The trilogy uses techniques like musical interludes, chapter titles, and random changes from color to black-and-white in the tradition of theatre legend Bertolt Brecht, whose verfremdungseffekt sought to alienate the audience from comfortably suspending disbelief with extraneous elements and undisguised technical equipment. Brecht wanted audiences to keep a firm grasp on their rational minds during his social parables, not allowing them to view the time as merely entertainment while also highlighting the fact that everything onstage was a deliberate choice meant to provoke thought and response in the audience. Of course, the social system against which Brecht was rebelling was Nazi Germany, but his ideas changed the arts forever.
The Mick Travis Trilogy winds up with the farcical Britannia Hospital (the title of which stops me from calling it The Punctuation Trilogy). We have now dealt with British society through the microcosms of education and business, and now Lindsay Anderson officially admits the ailing system to a place where it can be cured. Of course, this hospital is yet another reproduction of the world outside, as it takes on science, media, and the monarchy.
The conclusion of this trilogy about class, humanity, and morality in the revolutionary culture of 1970s England, Britannia Hospital pulls out all the stops. A brutal social satire, it raises the farcical and absurdist stakes of the prior two films, boiling over into a grotesque spectacle before simmering into the trilogy's thesis in the form of an impassioned and prescient monologue by the films' resident mad scientist, fulfilling at last the role of the Wise Fool who can see past the societal chaos of the present into the inevitable downhill race that would be the future (still in progress). By embracing its role as the summation and pinnacle of a brilliant and outrageous series, the film is destined to go so far over the top that it lands on the other side of the fence. That unleashed buffoonery makes for a weaker single film, but it is a wonderful, anarchic conclusion to the so-called Mick Travis Trilogy. I can only assume that my (now considerable) pleasure would only be enhanced by a more thorough familiarity with UK society during the era.

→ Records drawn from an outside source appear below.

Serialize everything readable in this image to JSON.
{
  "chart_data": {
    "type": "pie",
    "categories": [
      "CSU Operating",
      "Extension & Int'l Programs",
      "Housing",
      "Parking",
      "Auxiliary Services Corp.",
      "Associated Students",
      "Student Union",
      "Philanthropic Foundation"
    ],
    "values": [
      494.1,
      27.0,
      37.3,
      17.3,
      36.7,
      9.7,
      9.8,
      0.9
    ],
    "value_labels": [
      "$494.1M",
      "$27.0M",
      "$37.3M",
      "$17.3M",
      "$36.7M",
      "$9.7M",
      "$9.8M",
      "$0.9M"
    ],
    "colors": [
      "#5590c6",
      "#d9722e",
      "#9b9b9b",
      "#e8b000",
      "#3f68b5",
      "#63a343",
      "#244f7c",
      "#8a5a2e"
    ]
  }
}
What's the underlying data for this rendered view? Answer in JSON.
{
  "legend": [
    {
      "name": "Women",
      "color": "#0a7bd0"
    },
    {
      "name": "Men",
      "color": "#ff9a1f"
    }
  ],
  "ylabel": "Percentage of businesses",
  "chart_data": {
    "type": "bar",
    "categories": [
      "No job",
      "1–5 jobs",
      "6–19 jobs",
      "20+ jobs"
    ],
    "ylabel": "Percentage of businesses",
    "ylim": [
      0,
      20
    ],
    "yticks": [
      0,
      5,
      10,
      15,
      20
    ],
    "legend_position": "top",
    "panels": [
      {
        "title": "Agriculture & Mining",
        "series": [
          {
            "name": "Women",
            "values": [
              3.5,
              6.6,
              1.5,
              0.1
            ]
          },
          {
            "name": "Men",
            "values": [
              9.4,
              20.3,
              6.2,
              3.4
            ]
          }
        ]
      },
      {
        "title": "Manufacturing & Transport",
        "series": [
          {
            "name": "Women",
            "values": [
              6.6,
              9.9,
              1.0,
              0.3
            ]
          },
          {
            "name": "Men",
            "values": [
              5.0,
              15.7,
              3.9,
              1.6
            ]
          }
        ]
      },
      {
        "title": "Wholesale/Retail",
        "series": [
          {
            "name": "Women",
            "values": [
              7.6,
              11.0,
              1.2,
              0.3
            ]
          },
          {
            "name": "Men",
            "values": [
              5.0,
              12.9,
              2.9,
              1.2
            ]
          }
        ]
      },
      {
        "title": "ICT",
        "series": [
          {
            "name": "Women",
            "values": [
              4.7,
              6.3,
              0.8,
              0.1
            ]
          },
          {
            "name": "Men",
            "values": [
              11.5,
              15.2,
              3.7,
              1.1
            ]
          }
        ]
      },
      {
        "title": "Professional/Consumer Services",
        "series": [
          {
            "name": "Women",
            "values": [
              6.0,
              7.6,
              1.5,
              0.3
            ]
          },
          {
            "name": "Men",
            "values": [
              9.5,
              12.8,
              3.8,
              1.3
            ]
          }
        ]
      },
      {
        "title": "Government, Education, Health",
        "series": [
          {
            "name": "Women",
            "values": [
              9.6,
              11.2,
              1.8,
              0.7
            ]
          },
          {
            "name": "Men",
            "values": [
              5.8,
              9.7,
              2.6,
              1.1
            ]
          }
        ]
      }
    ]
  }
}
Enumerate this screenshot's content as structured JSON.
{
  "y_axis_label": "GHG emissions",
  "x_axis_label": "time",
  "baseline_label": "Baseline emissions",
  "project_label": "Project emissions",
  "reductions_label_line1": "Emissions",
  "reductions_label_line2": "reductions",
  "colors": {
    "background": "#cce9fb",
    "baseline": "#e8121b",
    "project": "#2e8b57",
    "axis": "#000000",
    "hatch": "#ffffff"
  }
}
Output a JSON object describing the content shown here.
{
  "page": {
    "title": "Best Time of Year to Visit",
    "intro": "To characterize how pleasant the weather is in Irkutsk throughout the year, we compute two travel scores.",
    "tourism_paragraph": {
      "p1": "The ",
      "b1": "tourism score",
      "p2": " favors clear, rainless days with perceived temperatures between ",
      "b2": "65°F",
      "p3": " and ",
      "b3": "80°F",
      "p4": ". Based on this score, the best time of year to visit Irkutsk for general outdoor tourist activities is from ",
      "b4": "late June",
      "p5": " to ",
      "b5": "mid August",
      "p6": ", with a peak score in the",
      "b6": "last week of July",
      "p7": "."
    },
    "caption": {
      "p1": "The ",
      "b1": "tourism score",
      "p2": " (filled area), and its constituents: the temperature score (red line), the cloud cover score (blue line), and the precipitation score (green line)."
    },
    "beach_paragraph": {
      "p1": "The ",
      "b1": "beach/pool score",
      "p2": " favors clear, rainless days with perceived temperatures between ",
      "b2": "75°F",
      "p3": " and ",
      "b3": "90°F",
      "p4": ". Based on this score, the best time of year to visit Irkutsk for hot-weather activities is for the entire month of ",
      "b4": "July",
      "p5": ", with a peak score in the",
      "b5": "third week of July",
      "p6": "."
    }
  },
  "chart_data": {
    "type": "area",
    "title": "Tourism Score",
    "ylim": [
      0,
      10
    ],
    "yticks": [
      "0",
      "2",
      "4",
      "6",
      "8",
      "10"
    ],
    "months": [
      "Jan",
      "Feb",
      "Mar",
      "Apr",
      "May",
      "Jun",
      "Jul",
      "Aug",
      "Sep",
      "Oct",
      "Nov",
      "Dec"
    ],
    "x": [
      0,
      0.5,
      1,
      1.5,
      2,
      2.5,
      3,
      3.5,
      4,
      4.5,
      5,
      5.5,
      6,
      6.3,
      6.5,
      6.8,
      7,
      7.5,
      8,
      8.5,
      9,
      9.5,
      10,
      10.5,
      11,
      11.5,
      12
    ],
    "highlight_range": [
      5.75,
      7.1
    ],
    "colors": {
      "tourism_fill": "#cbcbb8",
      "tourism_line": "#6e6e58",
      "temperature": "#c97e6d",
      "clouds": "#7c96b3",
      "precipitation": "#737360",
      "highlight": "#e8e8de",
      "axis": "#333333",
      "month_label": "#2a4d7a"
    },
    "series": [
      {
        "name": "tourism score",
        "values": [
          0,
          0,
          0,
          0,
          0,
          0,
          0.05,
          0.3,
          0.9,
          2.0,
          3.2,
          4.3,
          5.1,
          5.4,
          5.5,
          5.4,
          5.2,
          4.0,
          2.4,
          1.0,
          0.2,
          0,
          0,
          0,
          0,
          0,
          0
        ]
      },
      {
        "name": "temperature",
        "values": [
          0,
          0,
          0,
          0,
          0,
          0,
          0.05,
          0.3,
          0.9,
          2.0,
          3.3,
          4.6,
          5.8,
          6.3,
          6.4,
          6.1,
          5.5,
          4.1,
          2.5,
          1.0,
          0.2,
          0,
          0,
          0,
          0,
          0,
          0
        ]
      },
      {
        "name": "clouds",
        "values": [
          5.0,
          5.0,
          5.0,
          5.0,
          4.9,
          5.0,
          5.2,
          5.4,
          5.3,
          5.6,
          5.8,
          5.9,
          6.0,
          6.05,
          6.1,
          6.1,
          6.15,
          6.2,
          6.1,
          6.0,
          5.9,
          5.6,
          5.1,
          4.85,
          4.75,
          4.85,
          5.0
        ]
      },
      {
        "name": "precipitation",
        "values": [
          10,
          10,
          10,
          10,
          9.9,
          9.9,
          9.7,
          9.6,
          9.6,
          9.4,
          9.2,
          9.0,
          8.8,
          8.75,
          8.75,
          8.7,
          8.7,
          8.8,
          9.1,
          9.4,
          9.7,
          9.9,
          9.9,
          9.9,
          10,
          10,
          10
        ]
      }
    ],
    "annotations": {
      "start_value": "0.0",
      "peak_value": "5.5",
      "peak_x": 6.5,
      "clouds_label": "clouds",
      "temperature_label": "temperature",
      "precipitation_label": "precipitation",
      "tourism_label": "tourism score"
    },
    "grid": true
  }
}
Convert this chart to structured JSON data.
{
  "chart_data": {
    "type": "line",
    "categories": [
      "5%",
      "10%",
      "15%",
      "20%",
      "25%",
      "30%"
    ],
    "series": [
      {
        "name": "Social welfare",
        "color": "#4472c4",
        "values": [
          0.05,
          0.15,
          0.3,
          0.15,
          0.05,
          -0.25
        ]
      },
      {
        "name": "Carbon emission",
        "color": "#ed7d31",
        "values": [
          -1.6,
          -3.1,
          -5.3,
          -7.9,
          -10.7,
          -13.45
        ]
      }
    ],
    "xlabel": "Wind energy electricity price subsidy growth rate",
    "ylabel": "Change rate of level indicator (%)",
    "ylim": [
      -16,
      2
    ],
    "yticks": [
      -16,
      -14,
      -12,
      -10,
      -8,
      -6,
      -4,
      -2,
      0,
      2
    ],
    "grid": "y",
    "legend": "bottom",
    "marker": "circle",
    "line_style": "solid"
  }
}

Just as If…. found itself more prophetic than it realized, the final film ends with the introduction of Artificial Intelligence as the only solution for the mess humans have wrought. Dr. Millar (a Frankenstein figure) lays everything on the table in the final scene, citing such hot topics as climate change, terrorism, and runaway technology. It is a perfect way to end the film—in which investigative reporter Mick Travis ends up as a disembodied head. An epic artistic achievement that continues to speak to our world today, the Mick Travis Trilogy is never conventional but always confrontational and a whole lot of fun.